July 7 Bombers Tied To Al Qaeda

The July 7 London bombers may have been homegrown, but investigators are now certain they had direct ties to al Qaeda.

Mohammed Siddique Khan, the 30-year-old suspected ringleader of the London bombings, had key connections that could have led to his earlier arrest, CBS News Correspondent Sheila MacVicar reports from London.

A source familiar with the investigation has told CBS News that an American al Qaeda operative, now in U.S. custody, told the FBI that he escorted Siddique Khan to a terrorist training camp in northern Pakistan and that Khan was in Pakistan at the same time as another group of alleged British terrorists.

The operative-turned-source is Mohammed Junaid Babar. After 9/11, he went to Pakistan and signed up for jihad. He made his commitment clear in a Canadian television interview.

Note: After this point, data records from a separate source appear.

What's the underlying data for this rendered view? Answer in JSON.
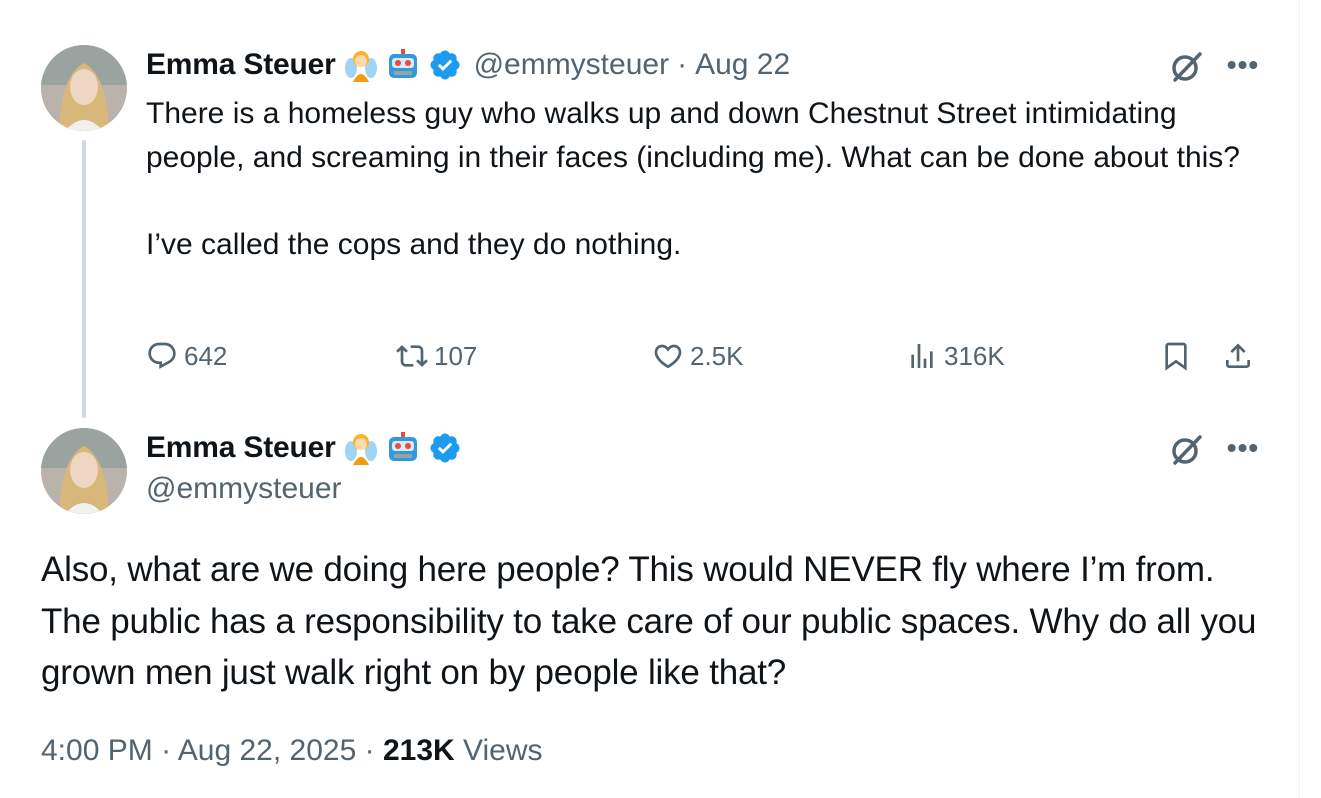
{
  "tweets": [
    {
      "name": "Emma Steuer",
      "handle": "@emmysteuer",
      "separator": "·",
      "date": "Aug 22",
      "text": "There is a homeless guy who walks up and down Chestnut Street intimidating people, and screaming in their faces (including me). What can be done about this?\n\nI’ve called the cops and they do nothing.",
      "icons": [
        "fairy-emoji",
        "robot-emoji",
        "verified-badge-icon"
      ],
      "actions": {
        "replies": "642",
        "reposts": "107",
        "likes": "2.5K",
        "views": "316K"
      }
    },
    {
      "name": "Emma Steuer",
      "handle": "@emmysteuer",
      "text": "Also, what are we doing here people? This would NEVER fly where I’m from. The public has a responsibility to take care of our public spaces. Why do all you grown men just walk right on by people like that?",
      "icons": [
        "fairy-emoji",
        "robot-emoji",
        "verified-badge-icon"
      ],
      "time": "4:00 PM",
      "date": "Aug 22, 2025",
      "views_count": "213K",
      "views_label": "Views",
      "separator": "·"
    }
  ],
  "colors": {
    "text": "#0f1419",
    "secondary": "#536471",
    "verified": "#1d9bf0",
    "thread_line": "#cfd9de"
  }
}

"Yes, I am willing to kill the American soldiers if they enter into Afghanistan with their ground troops," Babar said during a Nov. 2001 interview from Islamabad.

Last year, after Babar's return to the United States, he admitted supplying money and materials to high-ranking al Qaeda leaders on the run as well as organizing a terrorist training camp.

He also gave investigators information which led to Operation Crevice, the unraveling of another U.K. plot to bomb restaurants and train stations.

"That plot was thwarted and it appears that the attack on July 7 was a follow-on attack rather than the first one and it appears also that the terrorists intended to hit Great Britain a number of times," said M.J. Gohel, a terrorism and security analyst.

It was during Operation Crevice that London bomber Siddique Khan's name first surfaced. Investigators never pursued his contacts with extremists, including those they had arrested, or his travels to Pakistan, where investigators now know he was meeting with al Qaeda operatives.

For days after the bombing, British officials insisted the cell had been flying below their radar. It now appears at least one of the bombers crossed their sights, but they failed to understand what they were looking at.

And a source close to the investigation tells CBS News it is becoming clear there are more men like Siddique Khan and the July 7 bombers here, in this country.